Today marks the start of a very hard month for me, December is all about family, to the point that I see it everywhere. Friends and Family with there children go out and celebrate, and I just feel like the unlucky hag who ruins the fun for everyone else. The spurned who doesn’t yet have the privilege of having her own children, and brings everyone down with my grief.
As I write this I burst into tears as I think of what I could have had, but I don’t have it, and I might not ever have it. If it can’t happen for me what adoption company is going to give a baby to a mother with mental health problems? December already has me questioning everything, so you know it’s going to be a hard month.
This cookie cutter family time of everything being perfect, everyone getting along, is not something anyone can live up to. Nevermind those of us having a really hard time with this time of the year, I pledge to show the truth, those moments that are hard and those bumps in the road I have yet to have.

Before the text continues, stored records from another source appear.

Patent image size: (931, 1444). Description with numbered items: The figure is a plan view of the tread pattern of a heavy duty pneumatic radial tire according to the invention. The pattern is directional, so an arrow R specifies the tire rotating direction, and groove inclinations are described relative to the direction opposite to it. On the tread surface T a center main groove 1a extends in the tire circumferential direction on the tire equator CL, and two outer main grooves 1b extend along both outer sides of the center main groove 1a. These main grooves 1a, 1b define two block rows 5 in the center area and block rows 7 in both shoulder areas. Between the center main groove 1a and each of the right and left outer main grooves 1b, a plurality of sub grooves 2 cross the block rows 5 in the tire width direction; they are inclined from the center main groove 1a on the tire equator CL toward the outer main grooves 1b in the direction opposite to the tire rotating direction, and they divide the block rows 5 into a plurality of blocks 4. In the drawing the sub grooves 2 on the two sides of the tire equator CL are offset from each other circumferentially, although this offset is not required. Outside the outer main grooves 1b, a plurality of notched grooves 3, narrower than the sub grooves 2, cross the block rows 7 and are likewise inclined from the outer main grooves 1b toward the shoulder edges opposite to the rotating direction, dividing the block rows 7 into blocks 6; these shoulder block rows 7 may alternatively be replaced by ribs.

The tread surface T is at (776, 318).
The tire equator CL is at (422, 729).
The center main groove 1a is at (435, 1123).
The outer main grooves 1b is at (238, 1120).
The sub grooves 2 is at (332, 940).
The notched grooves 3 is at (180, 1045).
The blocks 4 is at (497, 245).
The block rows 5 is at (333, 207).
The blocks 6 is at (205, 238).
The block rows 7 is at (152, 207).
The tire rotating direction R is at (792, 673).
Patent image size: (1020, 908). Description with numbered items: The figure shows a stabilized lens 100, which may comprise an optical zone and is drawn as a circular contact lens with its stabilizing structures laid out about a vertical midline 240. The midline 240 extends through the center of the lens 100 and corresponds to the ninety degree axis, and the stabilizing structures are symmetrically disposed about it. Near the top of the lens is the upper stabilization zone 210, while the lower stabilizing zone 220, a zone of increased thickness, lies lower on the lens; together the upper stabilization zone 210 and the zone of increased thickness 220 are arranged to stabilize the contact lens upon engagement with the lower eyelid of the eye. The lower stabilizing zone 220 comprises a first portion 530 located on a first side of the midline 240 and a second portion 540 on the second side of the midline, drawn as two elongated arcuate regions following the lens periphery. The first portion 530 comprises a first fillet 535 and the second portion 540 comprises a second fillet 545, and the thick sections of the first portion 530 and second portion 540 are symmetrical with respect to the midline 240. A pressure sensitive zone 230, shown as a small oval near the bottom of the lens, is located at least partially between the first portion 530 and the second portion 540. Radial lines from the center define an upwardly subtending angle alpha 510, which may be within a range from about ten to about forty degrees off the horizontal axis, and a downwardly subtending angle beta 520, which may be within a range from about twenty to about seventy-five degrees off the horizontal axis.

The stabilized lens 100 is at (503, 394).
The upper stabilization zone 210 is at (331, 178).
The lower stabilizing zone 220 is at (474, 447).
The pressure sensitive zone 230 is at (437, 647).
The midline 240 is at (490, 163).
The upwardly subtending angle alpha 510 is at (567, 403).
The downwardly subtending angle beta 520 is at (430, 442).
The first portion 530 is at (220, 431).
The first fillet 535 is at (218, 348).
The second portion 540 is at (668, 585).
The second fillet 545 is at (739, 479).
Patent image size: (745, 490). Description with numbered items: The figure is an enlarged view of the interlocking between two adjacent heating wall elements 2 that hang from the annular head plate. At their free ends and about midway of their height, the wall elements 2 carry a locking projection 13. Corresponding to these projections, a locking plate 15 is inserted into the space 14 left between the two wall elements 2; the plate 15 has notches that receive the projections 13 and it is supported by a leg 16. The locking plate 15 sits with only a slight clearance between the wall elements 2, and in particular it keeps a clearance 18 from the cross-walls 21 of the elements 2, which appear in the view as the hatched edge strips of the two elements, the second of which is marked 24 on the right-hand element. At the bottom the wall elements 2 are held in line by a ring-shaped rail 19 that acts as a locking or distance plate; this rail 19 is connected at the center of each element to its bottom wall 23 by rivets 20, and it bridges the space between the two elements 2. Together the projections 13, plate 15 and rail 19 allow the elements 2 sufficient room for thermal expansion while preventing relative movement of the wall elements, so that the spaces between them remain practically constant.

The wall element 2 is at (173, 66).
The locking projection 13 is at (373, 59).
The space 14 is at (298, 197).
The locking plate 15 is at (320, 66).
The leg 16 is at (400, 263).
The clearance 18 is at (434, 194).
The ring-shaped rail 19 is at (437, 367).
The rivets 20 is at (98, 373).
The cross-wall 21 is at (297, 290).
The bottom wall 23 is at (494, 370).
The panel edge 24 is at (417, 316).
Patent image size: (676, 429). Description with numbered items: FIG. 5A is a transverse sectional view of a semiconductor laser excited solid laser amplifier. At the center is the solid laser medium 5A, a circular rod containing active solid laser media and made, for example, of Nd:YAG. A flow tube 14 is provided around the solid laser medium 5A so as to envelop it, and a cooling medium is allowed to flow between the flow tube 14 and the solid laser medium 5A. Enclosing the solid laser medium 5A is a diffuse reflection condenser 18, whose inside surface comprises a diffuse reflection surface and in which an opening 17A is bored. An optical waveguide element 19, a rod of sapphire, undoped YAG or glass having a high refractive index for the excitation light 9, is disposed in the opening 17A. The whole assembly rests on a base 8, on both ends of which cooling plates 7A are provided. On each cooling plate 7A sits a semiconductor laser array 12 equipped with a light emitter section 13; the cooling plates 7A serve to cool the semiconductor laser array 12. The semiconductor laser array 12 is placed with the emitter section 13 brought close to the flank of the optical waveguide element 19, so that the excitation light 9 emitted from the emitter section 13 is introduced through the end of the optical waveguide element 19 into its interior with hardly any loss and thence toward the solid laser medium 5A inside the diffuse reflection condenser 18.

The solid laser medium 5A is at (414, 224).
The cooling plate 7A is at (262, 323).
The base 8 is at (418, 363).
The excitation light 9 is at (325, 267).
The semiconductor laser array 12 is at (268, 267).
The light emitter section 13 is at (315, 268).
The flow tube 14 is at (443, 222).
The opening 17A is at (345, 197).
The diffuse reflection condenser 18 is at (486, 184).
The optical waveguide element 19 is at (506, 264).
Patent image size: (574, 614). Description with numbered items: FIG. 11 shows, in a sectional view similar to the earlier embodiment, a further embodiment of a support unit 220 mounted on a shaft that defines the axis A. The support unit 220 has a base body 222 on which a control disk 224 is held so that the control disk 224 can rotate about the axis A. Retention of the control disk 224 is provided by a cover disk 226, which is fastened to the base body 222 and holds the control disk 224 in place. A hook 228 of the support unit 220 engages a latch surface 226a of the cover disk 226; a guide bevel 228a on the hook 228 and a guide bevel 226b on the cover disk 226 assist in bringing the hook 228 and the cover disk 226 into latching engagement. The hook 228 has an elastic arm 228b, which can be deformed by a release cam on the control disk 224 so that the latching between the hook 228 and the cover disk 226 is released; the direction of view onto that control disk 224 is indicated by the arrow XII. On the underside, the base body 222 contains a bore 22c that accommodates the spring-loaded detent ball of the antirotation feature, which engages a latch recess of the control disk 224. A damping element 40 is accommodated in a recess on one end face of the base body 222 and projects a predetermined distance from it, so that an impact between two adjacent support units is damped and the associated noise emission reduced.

Looking perfect is not what this time of year is about, it is hurting me already as I see everyone with the perfect decorations and the perfectly wrapped presents. It just makes me feel bad because I’m not perfect and I’m having a hard time, I can’t put on the smile and pretend that I’m ok because I’m really not.
The holiday season is not about looking perfect, its about being kind to others, helping out the less fortunate, and remembering those loved ones who aren’t with us. About taking the time to look after those in need, visiting those people who don’t have anyone to visit them, or taking the time to look up old friends.
This is my pledge for December because real people are hurting this time of year and I want to show that its ok to not be ok.